Si la voie de la nullité n'est pas ouverte à l'employeur qui veut se libérer de cette charge, celle de la renonciation à l'obligation de non-concurrence est utilisable. Or, l'exercice par l'employeur de la faculté de renonciation à l'engagement de non-concurrence souscrit par le salarié, va avoir des répercutions sur l'exigibilité de l'indemnité compensatrice conventionnellement prévue. Cette somme, en effet, n'a plus de raison d'être dés lors qu'aucune interdiction de concurrence ne pèse sur l'ancien salarié, ce dernier ne subissant pas, dans son activité professionnelle, une restriction telle qu'il soit nécessaire de « compenser » une perte de salaire.

Toute renonciation à un droit par le créancier doit être explicite et non équivoque, mais il est admis, s'agissant d'une remise de dette, que cette opération, qui n'est pas formaliste en soi, puisse se réaliser d'une manière tacite.

Ces règles ne sont pas suffisantes ici : la renonciation à l'obligation de non-concurrence ne peut résulter que d'une manifestation formelle de volonté de l'employeur, notifiée au salarié. Le contrat individuel de travail ou la convention collective applicable exigent parfois le respect d'une forme déterminée : un écrit, une lettre recommandée avec demande d'accusé de réception.

La clause de non-concurrence n'est donc pas une disposition convenue par les parties dans l'intérêt du salarié-débiteur de non-concurrence. Ce sont les intérêts de l'employeur-créancier de non-concurrence qui sont essentiellement pris en compte. La faculté de renoncer à l'application de la clause de non-concurrence appartient donc exclusivement à l'employeur-créancier de non-concurrence. Les parties sont libres, toutefois, de convenir que le salarié devra donner son accord, exigence qui résulte parfois des conventions collectives. Cette hypothèse toutefois est rare et peut soulever quelques difficultés en cas de désaccord.

S'inspirant de la faculté de renonciation, certaines conventions collectives prévoient la possibilité pour l'employeur de décider de la suppression de la clause avant toute cessation du contrat de travail. Il convient, en effet, d'éviter que cette suppression ne constitue l'instrument d'une fraude aux droits du salarié. Ce dernier, a droit à une indemnité compensatrice en cas de renonciation par l'employeur à l'application de la clause de non-concurrence.

Cette suppression est analogue à celle qui résulte de l'accord des parties puisqu'ici les parties ont voulu, d'un commun accord, que cette suppression puisse intervenir unilatéralement.

L'obligation générale de non-concurrence qui pèse sur le salarié pendant toute la durée de son contrat de travail se trouve anéantie à la fin de ce contrat. Ainsi, après l'expiration du contrat de travail, le salarié est libre de concurrencer son ancien employeur sous réserve de quelques exceptions. (parag2)

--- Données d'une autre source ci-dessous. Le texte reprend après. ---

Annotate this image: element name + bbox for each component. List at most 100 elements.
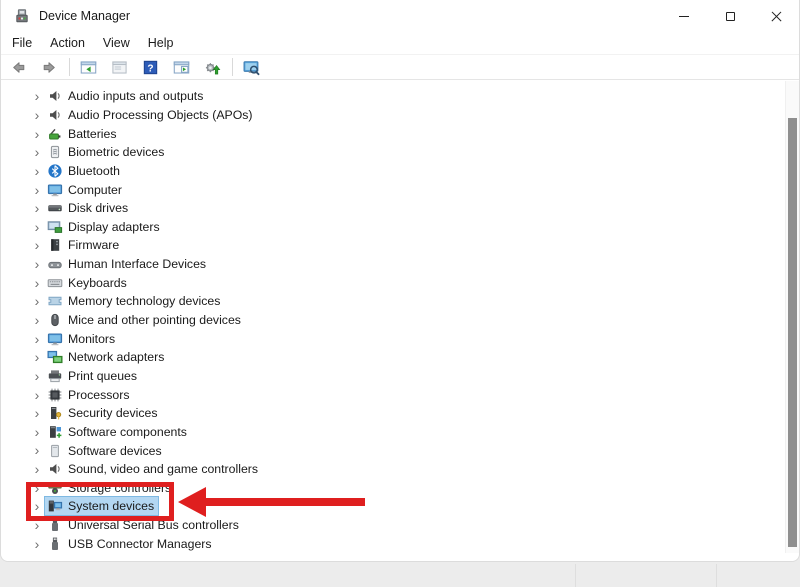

Paragraphe2 : La liberté de la concurrence à l'expiration du contrat de travail sous réserve d'exception

Après l'expiration du contrat de travail, le salarié se trouve libre pour se mettre au service d'une entreprise concurrente ou pour s'établir à son compte dans une même activité que celle de son employeur et en concurrence avec ce dernier.

C'est la raison pour laquelle le législateur sénégalais a posé comme principe : la nullité de plein droit de toute clause interdisant au salarié l'exercice d'une activité à l'expiration du contrat(A). Au-delà de ce principe, il a été admis la validité exceptionnelle des clauses s'imposant au salarié même au terme de son contrat de travail(B).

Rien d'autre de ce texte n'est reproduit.